As always, the Saturday was very busy with hundreds of visitors coming round. It took me 2 hours to eat a single sandwich, little nubble at a time in-between talks!
(WIP page, photos to follow)
As I was giving groups of people demonstrations of how equipment worked, I was pretty much tied to my stall, and talking non-stop for hours, but many thanks go to Rich and Rob for looking after it here and there while I took my kids around outside, plus Mike (owner of the real XS933 cockpit) for standing in for a while too!
I tried to make it educational and engaging for people, some people were ex-RAF old hands, and some totally fresh to it, which made for quite a diverse audience, but all equially interesting to talk with!
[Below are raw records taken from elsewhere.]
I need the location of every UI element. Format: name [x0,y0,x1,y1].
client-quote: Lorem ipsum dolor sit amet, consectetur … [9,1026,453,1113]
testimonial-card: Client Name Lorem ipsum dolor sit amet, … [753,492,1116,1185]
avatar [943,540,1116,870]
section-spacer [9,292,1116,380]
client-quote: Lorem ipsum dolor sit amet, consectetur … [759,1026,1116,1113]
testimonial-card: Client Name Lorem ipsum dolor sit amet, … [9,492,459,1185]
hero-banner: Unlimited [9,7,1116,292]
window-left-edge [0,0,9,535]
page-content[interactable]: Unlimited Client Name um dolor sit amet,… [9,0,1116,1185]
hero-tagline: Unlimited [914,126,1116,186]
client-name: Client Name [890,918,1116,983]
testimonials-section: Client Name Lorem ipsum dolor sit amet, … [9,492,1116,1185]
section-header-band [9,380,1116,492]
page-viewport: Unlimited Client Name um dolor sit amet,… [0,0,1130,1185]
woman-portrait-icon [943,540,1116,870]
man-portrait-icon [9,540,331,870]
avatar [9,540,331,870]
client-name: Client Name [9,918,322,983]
RMI navigation indicator demonstrating "Synchro" technology, Vulcan autostab actuator, Lightning & JP taxi lamp, anti-collision light flasher unit, warning panels from Buccaneer and Scout/Wasp helicopters, "Screaming Skull" comprehensive headset tester, all demonstrated by my eldest.
Many thanks to Mike Eskriett for the donated RMI, Terry Parker for sourcing the headset tester, Mike Davey for the Buccaneer warning panel and actuator.
People were fascinated by the operation of this radio being mechanically tuned to different frequencies. One lady described the crossover between engineering and artwork when she saw this alive... Which was a topic that actually had been discussed a few times over the weekend.
Many thanks go to Tom Walter for the donation of radio gear on display here.
Watch this space for updates
Thank you to all the visitors who stopped to spend a few minutes experiencing something different, I hope you got something out of it, I certainly did. It was lovely to meet you all. And a massive thanks to the museum, mainly Colin and Howard for organising it, and everyone else for running around like headless chickens, and Ken Ellis for making us laugh.